Do not eat raw or undercooked seafood, poultry and meat.

Thoroughly wash all fruits and vegetables.

As part of a healthy diet, what should I drink?

You should drink about 8 cups of non-alcoholic, noncaffeinated liquids each day.

Plain water is best, but you can also get the liquid you need from soups and juices (though, be careful…you'll add calories with these options!).

Drinks that have caffeine, and that includes many sodas, have a diuretic effect – meaning they will cause increased urine output. This is true of alcohol as well.

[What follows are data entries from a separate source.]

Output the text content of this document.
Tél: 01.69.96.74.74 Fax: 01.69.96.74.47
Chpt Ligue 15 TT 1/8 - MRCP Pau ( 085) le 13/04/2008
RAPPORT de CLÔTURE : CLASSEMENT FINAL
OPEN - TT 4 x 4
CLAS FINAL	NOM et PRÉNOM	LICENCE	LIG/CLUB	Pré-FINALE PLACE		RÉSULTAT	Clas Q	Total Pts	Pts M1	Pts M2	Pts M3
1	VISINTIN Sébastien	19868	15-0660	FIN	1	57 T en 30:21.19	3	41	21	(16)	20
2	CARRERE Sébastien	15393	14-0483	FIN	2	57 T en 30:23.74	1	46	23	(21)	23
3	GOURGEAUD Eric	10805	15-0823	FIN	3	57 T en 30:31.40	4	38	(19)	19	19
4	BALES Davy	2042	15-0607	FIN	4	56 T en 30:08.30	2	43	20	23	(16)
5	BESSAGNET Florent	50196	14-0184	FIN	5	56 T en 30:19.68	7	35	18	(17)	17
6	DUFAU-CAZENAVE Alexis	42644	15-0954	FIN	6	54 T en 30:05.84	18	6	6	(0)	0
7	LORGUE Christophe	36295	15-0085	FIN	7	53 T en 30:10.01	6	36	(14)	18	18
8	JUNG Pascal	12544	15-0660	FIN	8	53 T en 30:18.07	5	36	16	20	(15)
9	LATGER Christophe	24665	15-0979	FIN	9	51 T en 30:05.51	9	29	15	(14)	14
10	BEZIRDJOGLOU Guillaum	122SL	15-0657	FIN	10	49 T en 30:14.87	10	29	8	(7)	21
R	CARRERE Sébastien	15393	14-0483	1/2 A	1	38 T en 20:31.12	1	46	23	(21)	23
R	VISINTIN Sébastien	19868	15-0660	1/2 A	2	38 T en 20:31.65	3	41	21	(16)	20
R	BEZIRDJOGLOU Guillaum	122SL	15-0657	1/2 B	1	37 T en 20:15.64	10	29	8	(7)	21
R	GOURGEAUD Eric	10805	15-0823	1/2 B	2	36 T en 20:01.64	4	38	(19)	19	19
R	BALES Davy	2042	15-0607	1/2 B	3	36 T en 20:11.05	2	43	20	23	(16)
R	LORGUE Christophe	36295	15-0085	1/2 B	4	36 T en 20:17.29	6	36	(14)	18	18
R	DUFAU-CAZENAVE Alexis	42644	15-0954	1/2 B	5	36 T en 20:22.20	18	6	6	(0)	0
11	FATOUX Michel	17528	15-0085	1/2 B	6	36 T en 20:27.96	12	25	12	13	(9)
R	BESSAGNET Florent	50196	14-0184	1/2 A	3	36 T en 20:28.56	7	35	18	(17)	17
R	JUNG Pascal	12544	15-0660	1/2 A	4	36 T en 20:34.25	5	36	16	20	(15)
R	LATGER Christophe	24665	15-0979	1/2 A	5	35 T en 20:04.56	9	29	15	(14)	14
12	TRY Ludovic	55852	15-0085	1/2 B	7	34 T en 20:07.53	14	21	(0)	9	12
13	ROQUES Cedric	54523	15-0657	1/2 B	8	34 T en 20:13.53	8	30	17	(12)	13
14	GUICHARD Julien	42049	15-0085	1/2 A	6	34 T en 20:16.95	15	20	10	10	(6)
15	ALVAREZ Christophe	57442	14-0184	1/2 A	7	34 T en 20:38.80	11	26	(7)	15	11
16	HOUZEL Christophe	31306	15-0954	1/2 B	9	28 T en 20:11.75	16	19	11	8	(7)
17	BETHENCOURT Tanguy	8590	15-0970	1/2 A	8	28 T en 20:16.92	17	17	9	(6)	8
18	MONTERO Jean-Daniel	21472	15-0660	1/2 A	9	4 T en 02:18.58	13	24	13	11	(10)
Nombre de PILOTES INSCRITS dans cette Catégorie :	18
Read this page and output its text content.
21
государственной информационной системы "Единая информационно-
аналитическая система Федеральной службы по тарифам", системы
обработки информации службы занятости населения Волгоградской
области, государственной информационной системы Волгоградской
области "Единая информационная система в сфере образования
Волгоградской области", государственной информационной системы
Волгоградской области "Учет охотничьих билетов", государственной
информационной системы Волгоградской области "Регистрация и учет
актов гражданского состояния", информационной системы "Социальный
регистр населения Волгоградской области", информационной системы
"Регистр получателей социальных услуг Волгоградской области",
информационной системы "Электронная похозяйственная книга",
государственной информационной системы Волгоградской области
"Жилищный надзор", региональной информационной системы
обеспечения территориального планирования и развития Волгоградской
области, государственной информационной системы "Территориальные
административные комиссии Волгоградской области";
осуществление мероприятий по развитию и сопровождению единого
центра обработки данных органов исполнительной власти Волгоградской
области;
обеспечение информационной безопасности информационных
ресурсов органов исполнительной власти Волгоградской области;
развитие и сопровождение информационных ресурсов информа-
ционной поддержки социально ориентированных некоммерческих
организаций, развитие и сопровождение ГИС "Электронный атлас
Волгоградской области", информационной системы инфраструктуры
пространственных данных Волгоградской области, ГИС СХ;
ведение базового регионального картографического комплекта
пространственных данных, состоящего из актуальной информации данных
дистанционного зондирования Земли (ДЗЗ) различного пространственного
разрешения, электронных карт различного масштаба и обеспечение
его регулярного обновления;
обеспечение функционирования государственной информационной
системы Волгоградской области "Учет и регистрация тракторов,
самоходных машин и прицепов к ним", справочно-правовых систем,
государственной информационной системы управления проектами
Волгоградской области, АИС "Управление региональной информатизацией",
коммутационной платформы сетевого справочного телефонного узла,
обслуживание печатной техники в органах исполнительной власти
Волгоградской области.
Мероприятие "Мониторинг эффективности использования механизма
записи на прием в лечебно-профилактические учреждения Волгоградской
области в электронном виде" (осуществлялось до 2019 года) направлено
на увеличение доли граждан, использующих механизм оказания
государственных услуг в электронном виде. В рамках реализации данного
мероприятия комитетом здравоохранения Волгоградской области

Is it ok to drink alcohol while I am planning to get pregnant?

It is best not to drink alcohol while you are planning to get pregnant. The first 8 weeks of your pregnancy are a particularly vulnerable time for your fetus as its vital organs are being developed. Because you may not know you are pregnant for a few weeks, or sometimes months, after conception, it is best to abstain from alcohol and avoid this serious risk. In addition, evidence shows alcohol may inhibit ovulation, perhaps making it more difficult to conceive.